A HDMI switch allows the user to select multiple sources, such as Blu-ray players and game consoles into one HDTV monitor. Models available may start with a 4 x 1 configuration, which means that there are 4 inputs and 1 output. There are also 8 x 1 or even 16 x 1 switches available. On the other hand, a HDMI splitter is needed when there is a single HD source, which needs to be connected to two or more HDTV displays. Splitter/ switch combinations (HDMI matrix) are also available that will let you select which source is routed to which display.
A passive HDMI splitter can be a simple Y-cable that takes a single high definition input and connects it to two output displays. This will let you watch the source signal on any one display, with the other display powered off. An active HDMI splitter allows the simultaneous display of audio and video signals from a single source in multiple high definition displays. The splitter utilizes a single cable to connect the HD source to the splitter and then individual cables to each HDTV display. A larger distribution configuration, comprising of a greater number of displays is possible by chaining multiple splitters. These splitters may also have the ability to amplify and boost the signals, allowing the use of longer cable runs from the splitter to the display devices.

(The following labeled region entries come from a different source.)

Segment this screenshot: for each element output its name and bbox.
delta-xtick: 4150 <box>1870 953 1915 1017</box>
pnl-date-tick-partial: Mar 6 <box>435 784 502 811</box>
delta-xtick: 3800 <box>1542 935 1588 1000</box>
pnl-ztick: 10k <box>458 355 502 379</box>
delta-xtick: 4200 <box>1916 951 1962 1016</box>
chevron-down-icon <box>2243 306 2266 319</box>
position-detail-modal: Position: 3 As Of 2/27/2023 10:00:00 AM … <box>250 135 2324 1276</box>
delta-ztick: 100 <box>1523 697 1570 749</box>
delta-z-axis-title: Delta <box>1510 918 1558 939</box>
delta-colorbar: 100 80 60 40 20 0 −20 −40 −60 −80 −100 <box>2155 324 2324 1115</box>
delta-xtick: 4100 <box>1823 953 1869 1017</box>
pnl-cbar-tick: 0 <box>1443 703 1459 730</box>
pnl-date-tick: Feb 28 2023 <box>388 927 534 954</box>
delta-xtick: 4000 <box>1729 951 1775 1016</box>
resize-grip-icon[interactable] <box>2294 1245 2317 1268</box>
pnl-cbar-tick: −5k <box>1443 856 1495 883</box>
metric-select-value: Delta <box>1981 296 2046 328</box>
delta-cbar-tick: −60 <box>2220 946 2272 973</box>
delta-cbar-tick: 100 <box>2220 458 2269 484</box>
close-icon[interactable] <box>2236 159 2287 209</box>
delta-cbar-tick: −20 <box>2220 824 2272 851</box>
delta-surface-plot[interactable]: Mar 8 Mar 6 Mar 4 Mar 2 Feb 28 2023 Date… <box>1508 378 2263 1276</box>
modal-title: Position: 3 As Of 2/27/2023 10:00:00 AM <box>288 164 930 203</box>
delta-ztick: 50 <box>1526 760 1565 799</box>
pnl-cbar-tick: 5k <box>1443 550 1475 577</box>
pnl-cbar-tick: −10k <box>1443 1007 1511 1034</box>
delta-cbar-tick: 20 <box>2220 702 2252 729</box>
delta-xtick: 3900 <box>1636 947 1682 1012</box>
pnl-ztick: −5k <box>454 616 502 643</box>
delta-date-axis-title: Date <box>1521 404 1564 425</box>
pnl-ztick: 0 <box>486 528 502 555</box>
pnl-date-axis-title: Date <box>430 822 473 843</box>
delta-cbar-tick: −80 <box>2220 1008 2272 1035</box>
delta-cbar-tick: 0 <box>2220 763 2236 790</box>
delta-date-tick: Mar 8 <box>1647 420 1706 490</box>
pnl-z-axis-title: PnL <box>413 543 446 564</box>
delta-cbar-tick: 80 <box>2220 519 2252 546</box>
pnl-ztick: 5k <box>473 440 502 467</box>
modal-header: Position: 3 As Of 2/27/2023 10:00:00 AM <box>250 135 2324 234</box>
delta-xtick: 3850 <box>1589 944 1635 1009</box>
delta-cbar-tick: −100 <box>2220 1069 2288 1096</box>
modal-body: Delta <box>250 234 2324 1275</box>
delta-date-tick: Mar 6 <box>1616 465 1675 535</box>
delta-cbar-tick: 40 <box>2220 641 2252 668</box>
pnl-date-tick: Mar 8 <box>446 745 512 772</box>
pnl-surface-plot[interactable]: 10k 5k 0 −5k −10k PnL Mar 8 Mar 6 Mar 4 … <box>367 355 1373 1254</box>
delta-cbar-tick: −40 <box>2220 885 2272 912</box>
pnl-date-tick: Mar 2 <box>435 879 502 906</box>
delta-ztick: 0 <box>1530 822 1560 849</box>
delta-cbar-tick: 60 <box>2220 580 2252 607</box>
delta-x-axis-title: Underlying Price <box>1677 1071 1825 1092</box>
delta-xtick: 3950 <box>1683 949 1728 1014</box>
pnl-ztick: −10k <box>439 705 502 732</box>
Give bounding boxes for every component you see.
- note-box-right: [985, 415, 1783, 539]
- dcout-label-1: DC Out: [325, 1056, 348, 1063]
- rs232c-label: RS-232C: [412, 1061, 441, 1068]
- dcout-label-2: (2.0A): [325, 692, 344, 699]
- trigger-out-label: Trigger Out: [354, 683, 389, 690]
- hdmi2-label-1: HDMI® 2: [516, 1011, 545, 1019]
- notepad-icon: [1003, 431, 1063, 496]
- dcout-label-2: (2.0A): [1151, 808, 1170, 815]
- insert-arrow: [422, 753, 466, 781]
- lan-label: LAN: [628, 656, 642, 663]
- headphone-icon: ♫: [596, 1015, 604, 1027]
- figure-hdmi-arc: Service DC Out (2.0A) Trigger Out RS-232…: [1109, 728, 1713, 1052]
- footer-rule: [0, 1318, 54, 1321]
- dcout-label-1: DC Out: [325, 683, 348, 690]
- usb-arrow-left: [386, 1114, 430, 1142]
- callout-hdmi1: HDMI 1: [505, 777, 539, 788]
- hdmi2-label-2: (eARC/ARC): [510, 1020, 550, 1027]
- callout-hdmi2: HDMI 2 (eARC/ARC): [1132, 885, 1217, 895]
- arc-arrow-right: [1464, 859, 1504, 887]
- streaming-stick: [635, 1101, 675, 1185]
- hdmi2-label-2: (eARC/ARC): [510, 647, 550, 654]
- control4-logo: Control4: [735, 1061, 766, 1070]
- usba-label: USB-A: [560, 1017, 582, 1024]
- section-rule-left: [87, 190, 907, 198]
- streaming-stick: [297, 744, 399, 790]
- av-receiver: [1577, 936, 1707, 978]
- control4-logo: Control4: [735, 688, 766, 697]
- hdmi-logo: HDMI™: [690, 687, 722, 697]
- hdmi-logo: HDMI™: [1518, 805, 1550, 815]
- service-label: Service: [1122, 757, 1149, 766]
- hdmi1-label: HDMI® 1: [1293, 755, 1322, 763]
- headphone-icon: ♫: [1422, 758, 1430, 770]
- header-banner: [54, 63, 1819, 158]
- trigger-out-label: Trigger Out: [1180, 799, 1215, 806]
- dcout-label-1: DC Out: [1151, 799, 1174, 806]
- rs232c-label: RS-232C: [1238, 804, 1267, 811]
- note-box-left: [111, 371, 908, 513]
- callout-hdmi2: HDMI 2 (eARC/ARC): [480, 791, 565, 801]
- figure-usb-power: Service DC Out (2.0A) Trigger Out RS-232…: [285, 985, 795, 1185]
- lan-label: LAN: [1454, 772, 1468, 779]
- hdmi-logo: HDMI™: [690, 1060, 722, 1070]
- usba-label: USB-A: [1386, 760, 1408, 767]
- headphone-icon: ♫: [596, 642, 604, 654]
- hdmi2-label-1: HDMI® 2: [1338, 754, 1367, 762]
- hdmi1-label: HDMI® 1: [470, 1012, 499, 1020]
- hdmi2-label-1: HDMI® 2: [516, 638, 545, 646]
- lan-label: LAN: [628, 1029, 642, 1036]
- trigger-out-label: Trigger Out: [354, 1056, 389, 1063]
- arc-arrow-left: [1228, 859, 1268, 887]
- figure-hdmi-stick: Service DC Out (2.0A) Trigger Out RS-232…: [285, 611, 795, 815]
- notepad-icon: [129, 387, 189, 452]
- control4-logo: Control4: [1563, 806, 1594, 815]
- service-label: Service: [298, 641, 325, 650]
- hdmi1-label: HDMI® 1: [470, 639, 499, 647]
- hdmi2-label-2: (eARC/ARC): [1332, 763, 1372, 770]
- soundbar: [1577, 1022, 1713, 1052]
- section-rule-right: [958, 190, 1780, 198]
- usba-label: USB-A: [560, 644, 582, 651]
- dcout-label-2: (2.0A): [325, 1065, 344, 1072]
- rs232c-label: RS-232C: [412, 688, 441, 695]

It should be worthwhile to note that there are a number of design considerations in the manufacture of HDMI switches or splitters. The first is impedance match. Any mismatch introduced by the switch or splitter will cause “reflections” that will degrade the transmission of the HD signal from the source to the monitor. The next is insertion loss that may result from the insertion of the switch or splitter between the HD devices. Any signal loss will also result to the degradation of the transmitted signal. The last but not the least is cross talk. With multiple inputs or multiple outputs being active at the same time, there is a great chance that they will interfere with each other. This should be kept as minimum as possible to avoid degradation of any of the active signals.